SACRAMENTO, Calif. — California’s water reservoirs have already peaked, one month earlier than normal, according to the state’s Department of Water Resources.
Following the driest January and February on record, the state saw a single inch of precipitation during the month of March, which was also 3.6 degrees warmer than average.
“We’re clearly in a third consecutive year of drought,” California Natural Resources Agency Deputy Communications Secretary Lisa Lien-Mager said Tuesday during a drought outlook briefing with state water officials. “Climate change is driving extreme weather and changing the patterns and amounts of rain and snowfall we get, which affects our ability to capture and distribute water.”
Ordinarily, rains in the fall offset dryness in the summer, with snow melt providing the foundation of the summer water supply, according to Department of Water Resources State Climatologist, Dr. Michael L. Anderson. This year, however, January through March received just 15% of average precipitation and also experienced higher-than-average temperatures.

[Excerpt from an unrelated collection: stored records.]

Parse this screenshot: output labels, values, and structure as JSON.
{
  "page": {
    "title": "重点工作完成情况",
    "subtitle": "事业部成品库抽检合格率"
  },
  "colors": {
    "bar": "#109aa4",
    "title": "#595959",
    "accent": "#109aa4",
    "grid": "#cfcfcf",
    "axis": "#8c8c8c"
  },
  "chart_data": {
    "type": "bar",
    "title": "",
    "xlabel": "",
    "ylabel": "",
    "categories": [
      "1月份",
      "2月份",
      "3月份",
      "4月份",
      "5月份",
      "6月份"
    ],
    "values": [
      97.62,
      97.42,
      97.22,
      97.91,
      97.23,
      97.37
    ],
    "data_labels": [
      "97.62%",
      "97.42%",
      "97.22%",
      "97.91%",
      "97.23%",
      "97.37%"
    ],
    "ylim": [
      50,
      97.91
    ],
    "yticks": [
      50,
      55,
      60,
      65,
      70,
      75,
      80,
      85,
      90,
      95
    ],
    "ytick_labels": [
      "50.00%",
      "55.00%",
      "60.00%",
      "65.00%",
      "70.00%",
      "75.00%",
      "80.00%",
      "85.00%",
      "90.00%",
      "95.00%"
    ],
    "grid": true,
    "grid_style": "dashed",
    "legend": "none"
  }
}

The April 1 snowpack for the state was the fifth lowest historically. Five of the lowest ten snowpacks have been since 2007, Anderson said.
California has already experienced three statewide droughts this century: from 2007 to 2009, from 2012 to 2016 and the one we’re currently in, which began in 2020.
“I could easily make the case that we’re still in the drought that began in 2012, interrupted by wet years in 2017 and 2019,” said Jeanine Jones, manager of interstate resources for the Department of Water Resources. “We’re looking at overall dry conditions, some of which is being driven by warming.”
The Colorado River Basin is 74% of average this year, with statewide reservoir storage at 72%, Jones said. Reservoirs in Lake Powell and Lake Mead have seen record lows this year, prompting a first-ever shortage on the lower Colorado River Basin that supplies much of the water for urban Southern California, including Los Angeles.
“We’re in May now, and it’s a bit late in the season to be talking about snowmelt because a lot of it already has, but the snowpack is rapidly diminishing. We’re around the time when reservoirs are full. This is what we have and what we’re going to get, and we can’t expect anything significant past this date,” Jones said. “This is really an indication that Mother Nature is reminding us we’re in a world of climate change. We’re here, and we need to start adapting to it.”
The Department of Water Resources hinted at an expansion of state funds to combat the ongoing drought in a revised draft of the state budget for the coming fiscal year. Due Friday, the budget is expected to include an additional $180 million to shore up water supplies for smaller water agencies and urban water management grants.
The additional funding will help the state more accurately predict the water supply and communicate with the public that they need to conserve. Already, a revised budget in May included $26 million to incentivize turf rebates and promote other water conservation programs, such as water-saving appliances.
“Going forward, over the long term, some of the cultural perceptions or values about landscaping will likely be changing because of the statutory framework in place for water conservation as a way of life,” Jones said.
The state water agencies’ briefing came hours after LA Mayor Eric Garcetti and the Los Angeles Department of Water and Power announced new restrictions for the city. Starting June 1, LADWP customers can water their lawns only two days a week, with each use restricted to eight minutes with sprinklers or 15 minutes for sprinklers using water-conserving nozzles. LADWP is also asking its customers to reduce per-person water usage by seven gallons a day.
It’s a tall order. Already, Californians aren’t conserving as much as they need to. In March, state residents saved 19% less water than they had two years earlier, when the drought was just setting in, according to the State Water Resources Control Board.
A March 28 executive order from Gov. Newsom directed the State Water Board to consider regulations that could ban the irrigation of decorative grass or non-functional turf that serves no recreational purpose. The State Water Board will consider those measures next month.
“We really need to be thinking about the longer term, not just what happens this summer. The goal is long-term resilience in the face of climate change,” Jones said, citing the city of San Diego as a good example. In response to a drought that lasted from 1987 to 1992, San Diego took measures to reduce its reliance on imported water supplies, such as investing in water recycling, conservation and emergency storage.
Los Angeles has been taking similar steps. In 2018, LA voters approved Measure W to provide almost $300 million in annual funding for projects that increase local water supplies. As part of the city’s Green New Deal, it is also working to recycle 100% of its wastewater for reuse by 2035.